Такой умысел был, но, как верно замечают Н. Муравьев и Лунин, он не входил в программу «тайного союза». «В частных разговорах и в настоящих совещаниях, некоторые члены могли излагать неправильные мнения или даже предаваться порыву страстей. На этих-то изъявлениях комиссия и основывается, чтобы приписать тайному союзу предположения о цареубийстве. Надлежит, однако ж, взять в уважение, что союз, не имея понудительной власти, не мог подлежать ответственности за временные отклонения некоторых его членов. Притом главные действователи принуждены были иногда для виду уступать страстям, возникавшим в союзе, чтобы направить его к высокой цели своей. Тайный союз не мог ни одобрять, ни желать покушений на царствующие лица, ибо таковые предприятия даже под руководством… не приносят у нас никакой пользы и несовместимы с началами, которые союз огласил и в которых заключалось все его могущество. Союз стремился водворить в отечестве владычество законов, дабы навсегда отстранить необходимость прибегать к средству, противному и справедливости, и разуму. Обвинение в помысле на цареубийство основано лишь на отдельных изречениях, случайных разговорах и на мечтаниях расстроенных умов».[609]

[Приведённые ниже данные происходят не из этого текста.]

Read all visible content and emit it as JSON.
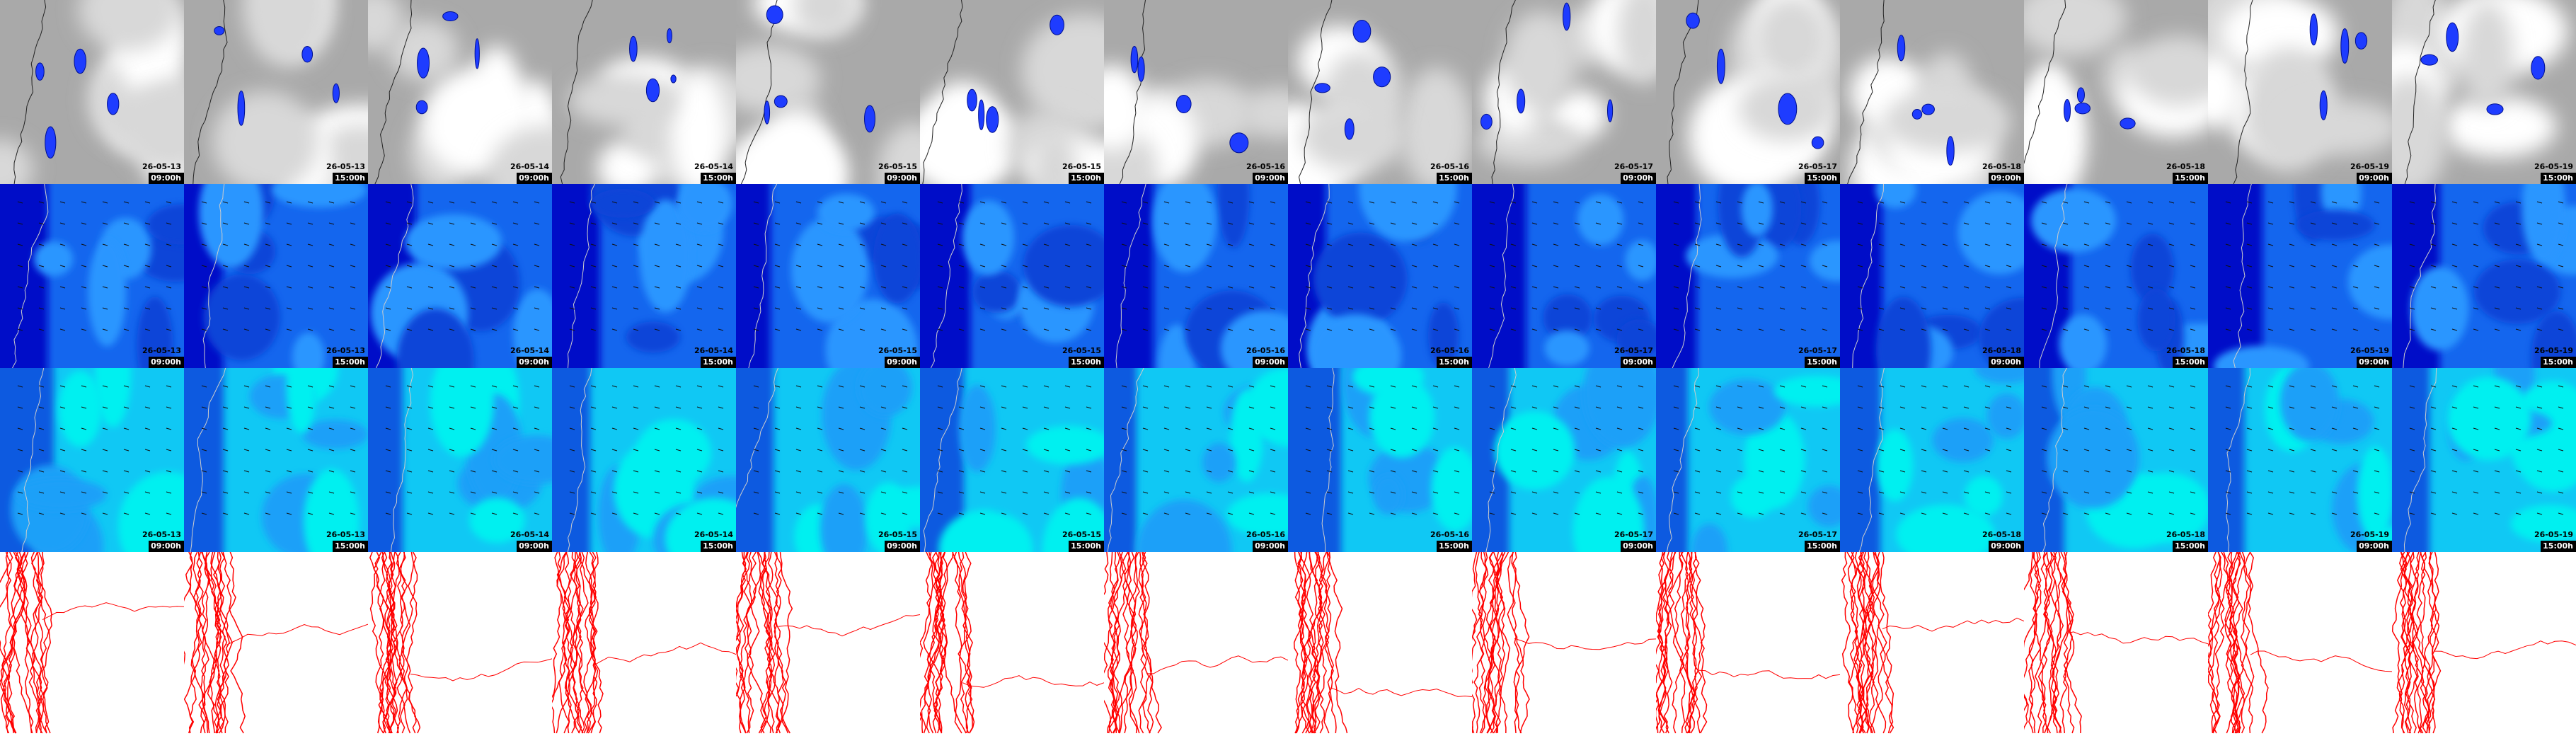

Насколько Рылеев предавался порыву своих страстей в обсуждении этих планов, – можно установить с достаточной ясностью по его показаниям на суде.
Мысль о цареубийстве возникла еще в конце царствования Александра Павловича и затем, после его смерти, метила в его брата. Зародилась она, кажется, в южном обществе и была сообщена членам северного, большинство которых с нею согласилось. Согласившиеся находили удобнее привести эту мысль в исполнение отдельным заговором, как бы вне общества, и для сего хотели составить отдельную партию, под названием «Une cohorte perdue», и поручить оную подполковнику Лунину. Среди согласных на эту меру был и Рылеев. В этом, по крайней мере, его обвиняли. Он сам отверг обвинение, сказав, что «обо всем этом, может быть, говорено было до вступления в общество или на тех совещаниях, на которых он не участвовал». О cohorte perdue он никогда ни от кого ничего не слышал. Едва ли, однако, Рылеев в данном случае говорил правду, – не слышать о бесспорно существовавшем проекте он не мог, но что он не одобрял его вначале, на это есть прямые указания.